SRSaunders commented 11 months ago

This PR attempts to reduce frame latency for Windows DX12 by leveraging DXGI's waitable swap chain option. Note this is not applicable to Vulkan. I found some interesting articles and sample code on the subject:

  1. https://www.intel.com/content/www/us/en/developer/articles/code-sample/sample-application-for-direct3d-12-flip-model-swap-chains.html
  2. https://jackmin.home.blog/2018/12/14/swapchains-present-and-present-latency/

This concept was very easy to implement for RBDoom3BFG and leads to some pretty good results on my AMD 6600XT card driving a 60 HZ monitor, with VSync set on:

  1. Baseline queue submit to present time latency = ~53ms @ 60Hz for GPU triple buffering (NUM_FRAME_DATA = 3) coupled with 3 swap chain buffers (swapChainBufferCount = 3)
  2. Using waitable swap chains, you can program the desired latency at runtime to be from 1 to 3 frames. Using the same GPU triple buffering with 3 swap chain buffers, the resulting latency is about 36 ms @ 60Hz for 2 frames of latency, and 24 ms @ 60Hz for 1 frame of latency. These numbers would be lower if using a 120Hz or 144Hz monitor.
  3. Note these vsync-on latency values pale in comparison to using vsync off (i.e. tearing enabled) with latency numbers in the 3-6 ms range. However, the trade-off is reduced image quality.

The above latency numbers were observed in windowed-mode using PresentMon in conjunction with the Optick profiler improvements from my previous pull request #780. Borderless fullscreen mode gave similar results.

The tradeoff for lower latency is reduced GPU to CPU overlap and FPS throughput. However, if using a powerful GPU this may not be very noticeable. Even with my relatively low-powered 6600 XT, I can easily drive the game in the headquarters hallway scene at 60Hz with the DXGI waitable object set to 1 or 2 frames of latency. However, I am not sure how things would perform with only 1 frame of latency (effectively no CPU/GPU parallelism) during heavy action sequences. For this reason I am recommending a frame latency of 2 to achieve some CPU/GPU parallelism, mirroring the recommendations in article 1 above. In my experiments with RBDoom3BFG, I still found it important to keep NUM_FRAME_DATA = 3 for best performance, coupled with the waitable swap chain set to 2 frames of latency.

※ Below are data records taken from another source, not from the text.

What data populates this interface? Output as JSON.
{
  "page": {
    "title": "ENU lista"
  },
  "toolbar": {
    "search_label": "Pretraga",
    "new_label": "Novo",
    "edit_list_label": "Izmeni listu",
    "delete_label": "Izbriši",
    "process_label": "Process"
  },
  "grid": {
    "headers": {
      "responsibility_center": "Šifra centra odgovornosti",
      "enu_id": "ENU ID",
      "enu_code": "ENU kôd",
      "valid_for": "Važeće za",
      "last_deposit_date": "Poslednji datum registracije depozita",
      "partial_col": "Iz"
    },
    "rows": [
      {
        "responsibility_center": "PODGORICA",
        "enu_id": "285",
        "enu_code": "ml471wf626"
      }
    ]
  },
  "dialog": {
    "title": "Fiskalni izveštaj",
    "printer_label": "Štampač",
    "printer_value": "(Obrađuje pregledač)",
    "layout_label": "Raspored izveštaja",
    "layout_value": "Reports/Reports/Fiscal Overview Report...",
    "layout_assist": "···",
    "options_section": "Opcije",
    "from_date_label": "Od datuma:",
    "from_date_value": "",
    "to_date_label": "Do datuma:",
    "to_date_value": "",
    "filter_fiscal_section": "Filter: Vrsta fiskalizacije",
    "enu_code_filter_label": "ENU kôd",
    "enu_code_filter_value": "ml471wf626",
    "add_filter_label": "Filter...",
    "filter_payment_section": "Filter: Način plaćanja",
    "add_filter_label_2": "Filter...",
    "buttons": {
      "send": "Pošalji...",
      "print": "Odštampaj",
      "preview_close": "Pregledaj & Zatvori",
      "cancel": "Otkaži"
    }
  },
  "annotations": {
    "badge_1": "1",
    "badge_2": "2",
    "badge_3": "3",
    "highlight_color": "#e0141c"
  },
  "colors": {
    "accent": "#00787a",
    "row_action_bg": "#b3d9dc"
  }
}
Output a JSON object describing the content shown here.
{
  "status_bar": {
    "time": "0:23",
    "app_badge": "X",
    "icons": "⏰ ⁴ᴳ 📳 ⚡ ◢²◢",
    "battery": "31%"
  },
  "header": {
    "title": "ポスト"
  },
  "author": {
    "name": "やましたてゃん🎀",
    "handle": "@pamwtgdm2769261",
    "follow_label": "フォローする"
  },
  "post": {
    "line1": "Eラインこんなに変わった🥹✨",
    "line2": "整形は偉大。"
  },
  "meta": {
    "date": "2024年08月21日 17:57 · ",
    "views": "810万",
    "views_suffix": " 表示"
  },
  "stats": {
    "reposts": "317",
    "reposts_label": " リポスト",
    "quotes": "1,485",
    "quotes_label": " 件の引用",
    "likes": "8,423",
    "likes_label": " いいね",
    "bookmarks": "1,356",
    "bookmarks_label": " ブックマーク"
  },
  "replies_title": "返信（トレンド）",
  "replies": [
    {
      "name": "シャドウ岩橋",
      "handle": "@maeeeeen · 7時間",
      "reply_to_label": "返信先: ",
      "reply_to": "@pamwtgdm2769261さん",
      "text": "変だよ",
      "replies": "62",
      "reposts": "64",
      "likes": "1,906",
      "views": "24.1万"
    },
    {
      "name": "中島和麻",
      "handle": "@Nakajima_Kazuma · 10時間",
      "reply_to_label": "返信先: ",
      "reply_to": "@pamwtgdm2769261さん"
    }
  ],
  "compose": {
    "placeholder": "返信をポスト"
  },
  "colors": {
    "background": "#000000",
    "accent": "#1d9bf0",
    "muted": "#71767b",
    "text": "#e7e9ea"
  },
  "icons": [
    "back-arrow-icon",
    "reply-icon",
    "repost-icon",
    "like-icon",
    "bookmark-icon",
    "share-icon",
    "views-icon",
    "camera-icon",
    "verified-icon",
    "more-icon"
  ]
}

I have defined a new cvar, r_maxFrameLatency with default value of 2, to allow simple changes and experimentation. Permitted values are 0, 1, 2, and 3. The value of 0 turns off the feature. Values 1 and 2 are useful and correspond to the number of queued back buffers permitted in the swap chain. A value of 3 means using the full set of 3 swap chain buffers (same latency as off). Note this cvar cannot be changed on the fly (CVAR_INIT), and must be set up when the swap chain is first initialized. To change it you must use the autoexec.cfg file or enter seta r_maxFrameLatency <x> in the console and restart the game.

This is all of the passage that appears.